We receive an automated email from RealTracs just after midnight each day. Our agent set it to send us everything listed in the past 24 hours within tailored parameters of price and zip code. Each morning is a mini-Christmas of expectation. We check the inboxes on our phones before we get out of bed. Once last week, I caught Holly on hers in the middle of the night when she couldn’t sleep.

This appears to be the only way we’ll find something we want before it’s gone. Each house we’ve found on real estate sites like Zillow or Trulia has been under contract before we’ve had a chance to see it. Apparently, the day or so it takes for a new listing to appear on those sites is longer than the good ones stay on the market. An article in the Nashville Ledger says that lining up buyers before houses go on the market has become common practice. Like landing a job or a record deal, buying a home is about who you know.

Ok, We’ll Bite.

A new listing in the Rosebank area appeared in this morning’s email. I’m at the point when this brings up mixed feelings. Yes, we want to find our future home. But we’d rather not squeeze yet another showing into our already busy schedules just to be beaten to the punch again or fooled by a tiny kitchen that was photographed with a room-enlarging fisheye lens. Is there an official diagnosis for house hunter’s fatigue? We are starting to get more protective of our time.

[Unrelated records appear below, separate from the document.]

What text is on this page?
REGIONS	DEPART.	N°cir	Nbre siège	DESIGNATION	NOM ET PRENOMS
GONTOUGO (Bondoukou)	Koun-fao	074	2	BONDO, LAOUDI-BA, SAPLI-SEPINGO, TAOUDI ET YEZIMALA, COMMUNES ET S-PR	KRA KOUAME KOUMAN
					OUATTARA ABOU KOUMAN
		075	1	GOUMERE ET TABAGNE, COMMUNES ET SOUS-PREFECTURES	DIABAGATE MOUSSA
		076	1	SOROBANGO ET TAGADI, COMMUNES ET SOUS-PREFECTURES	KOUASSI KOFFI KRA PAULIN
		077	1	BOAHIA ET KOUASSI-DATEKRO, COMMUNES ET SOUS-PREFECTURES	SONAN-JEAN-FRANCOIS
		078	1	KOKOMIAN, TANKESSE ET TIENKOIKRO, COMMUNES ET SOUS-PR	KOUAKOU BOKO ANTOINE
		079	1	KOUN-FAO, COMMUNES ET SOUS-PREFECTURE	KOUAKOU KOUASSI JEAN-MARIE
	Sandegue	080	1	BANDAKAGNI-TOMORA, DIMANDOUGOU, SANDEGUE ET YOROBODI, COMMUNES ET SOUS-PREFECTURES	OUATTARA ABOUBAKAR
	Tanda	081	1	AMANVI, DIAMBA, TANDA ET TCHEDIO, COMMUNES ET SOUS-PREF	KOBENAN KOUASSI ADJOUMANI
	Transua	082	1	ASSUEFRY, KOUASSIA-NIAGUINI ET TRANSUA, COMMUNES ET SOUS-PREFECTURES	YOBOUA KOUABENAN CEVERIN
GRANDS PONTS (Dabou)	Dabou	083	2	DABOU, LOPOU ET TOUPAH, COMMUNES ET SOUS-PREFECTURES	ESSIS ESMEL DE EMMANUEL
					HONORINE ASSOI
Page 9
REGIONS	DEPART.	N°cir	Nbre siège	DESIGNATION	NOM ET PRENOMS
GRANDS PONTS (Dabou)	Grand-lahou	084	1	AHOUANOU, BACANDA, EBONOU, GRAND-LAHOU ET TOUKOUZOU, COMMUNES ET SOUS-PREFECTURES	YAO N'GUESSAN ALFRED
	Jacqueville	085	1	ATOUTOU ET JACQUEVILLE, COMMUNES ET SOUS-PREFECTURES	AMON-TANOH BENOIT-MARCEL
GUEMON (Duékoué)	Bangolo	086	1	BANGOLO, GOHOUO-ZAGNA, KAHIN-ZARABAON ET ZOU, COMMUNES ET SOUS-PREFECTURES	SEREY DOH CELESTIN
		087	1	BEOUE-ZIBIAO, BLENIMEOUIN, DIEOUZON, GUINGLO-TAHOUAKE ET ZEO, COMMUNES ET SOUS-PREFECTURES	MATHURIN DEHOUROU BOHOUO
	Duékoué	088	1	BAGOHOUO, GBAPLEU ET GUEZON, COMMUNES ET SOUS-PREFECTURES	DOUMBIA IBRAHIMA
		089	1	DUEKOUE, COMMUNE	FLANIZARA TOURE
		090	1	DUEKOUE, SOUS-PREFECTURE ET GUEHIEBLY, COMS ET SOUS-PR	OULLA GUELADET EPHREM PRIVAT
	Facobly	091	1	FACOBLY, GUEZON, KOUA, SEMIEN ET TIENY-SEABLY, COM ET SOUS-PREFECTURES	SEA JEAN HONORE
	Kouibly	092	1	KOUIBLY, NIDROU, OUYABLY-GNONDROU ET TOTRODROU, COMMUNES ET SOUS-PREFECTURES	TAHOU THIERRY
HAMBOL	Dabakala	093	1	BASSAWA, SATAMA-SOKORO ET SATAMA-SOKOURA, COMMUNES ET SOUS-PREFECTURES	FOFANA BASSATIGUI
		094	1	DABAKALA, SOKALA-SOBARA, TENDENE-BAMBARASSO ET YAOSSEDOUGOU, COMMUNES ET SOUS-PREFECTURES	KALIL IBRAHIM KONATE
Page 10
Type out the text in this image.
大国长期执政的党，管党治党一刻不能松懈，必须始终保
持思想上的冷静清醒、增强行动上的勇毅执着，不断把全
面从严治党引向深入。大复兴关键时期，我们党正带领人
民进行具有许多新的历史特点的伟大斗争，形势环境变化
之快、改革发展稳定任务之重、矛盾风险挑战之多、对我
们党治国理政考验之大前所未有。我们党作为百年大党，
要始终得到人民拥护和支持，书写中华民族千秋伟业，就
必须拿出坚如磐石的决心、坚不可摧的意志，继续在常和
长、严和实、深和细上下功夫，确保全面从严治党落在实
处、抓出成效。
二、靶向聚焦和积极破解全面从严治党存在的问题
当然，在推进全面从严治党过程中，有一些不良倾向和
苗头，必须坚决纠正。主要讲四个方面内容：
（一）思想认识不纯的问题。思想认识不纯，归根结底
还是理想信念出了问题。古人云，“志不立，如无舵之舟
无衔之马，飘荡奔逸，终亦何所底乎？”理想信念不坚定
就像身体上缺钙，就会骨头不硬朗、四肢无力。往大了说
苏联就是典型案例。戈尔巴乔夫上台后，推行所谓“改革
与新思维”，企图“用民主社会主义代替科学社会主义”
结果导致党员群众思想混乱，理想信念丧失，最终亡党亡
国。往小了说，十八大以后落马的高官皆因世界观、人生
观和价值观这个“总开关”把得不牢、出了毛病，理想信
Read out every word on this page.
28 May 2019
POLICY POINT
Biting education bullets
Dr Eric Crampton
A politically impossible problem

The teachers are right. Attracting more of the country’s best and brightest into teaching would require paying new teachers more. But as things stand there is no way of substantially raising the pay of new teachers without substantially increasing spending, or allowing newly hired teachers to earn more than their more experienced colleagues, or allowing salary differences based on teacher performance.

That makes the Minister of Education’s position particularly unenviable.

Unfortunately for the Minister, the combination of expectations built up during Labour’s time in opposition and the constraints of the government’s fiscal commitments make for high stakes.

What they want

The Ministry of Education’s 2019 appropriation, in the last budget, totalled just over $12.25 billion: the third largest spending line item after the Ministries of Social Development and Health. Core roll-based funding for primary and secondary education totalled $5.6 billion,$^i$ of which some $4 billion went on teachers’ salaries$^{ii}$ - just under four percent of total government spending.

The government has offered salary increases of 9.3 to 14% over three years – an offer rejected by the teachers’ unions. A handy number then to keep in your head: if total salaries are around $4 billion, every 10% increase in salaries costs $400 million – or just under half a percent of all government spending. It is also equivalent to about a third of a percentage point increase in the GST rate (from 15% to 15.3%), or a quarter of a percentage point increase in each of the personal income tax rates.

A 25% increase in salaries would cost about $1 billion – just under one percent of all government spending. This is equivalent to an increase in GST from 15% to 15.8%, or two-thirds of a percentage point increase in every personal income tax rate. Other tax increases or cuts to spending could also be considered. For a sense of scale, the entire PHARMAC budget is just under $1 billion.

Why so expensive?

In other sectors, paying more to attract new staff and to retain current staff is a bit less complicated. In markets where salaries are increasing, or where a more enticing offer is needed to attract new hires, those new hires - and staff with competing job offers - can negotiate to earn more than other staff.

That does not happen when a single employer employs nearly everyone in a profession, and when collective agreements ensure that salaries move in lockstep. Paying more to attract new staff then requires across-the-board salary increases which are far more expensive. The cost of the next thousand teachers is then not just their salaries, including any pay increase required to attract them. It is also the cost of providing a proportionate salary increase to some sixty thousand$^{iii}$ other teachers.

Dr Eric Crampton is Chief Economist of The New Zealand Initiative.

Giving it the "drive by test" Image: Mack Linebaugh/WPLN

Giving it the “drive by test” Image: Mack Linebaugh/WPLN

This house is about the right square footage but there are no pictures posted online yet, so I feel obliged to give it the drive by test. This entails rolling past slowly to assess exterior looks and general vibe. I’m a total amateur but can generally tell if the roof and HVAC look new. If it’s a Ranch house, I hope it won’t be “too ranchy” for Holly, who pictures us in an old Bungalow like the one we’re renting in Lockeland Springs (a neighborhood we love, but where we cannot afford to buy).

If it passes the drive by test, I’ll have to call our agent and schedule the soonest possible showing. A new listing in 37216 is fresh meat to a feeding frenzy. If this house has a good layout and no major problems, the seller is likely to receive several offers before tomorrow.

I ask Wren if she wants to walk outside under the umbrella. She thinks umbrellas are amazing so I figure this is likely to entice her into the car again. Before she can think to complain, I’ve got her strapped in and we’re headed for Rosebank.

When we arrive at the address at around 7:25, an SUV with Illinois plates is already idling outside. Holly later confesses to driving by a half an hour later and seeing a car from Oregon doing the same. It looks pretty good. A coat of paint and some landscaping could take it to the next level.

We call our agent to schedule a showing and get a 2 pm slot. How many eager buyers will come and go before 2? I try and put that out of my mind.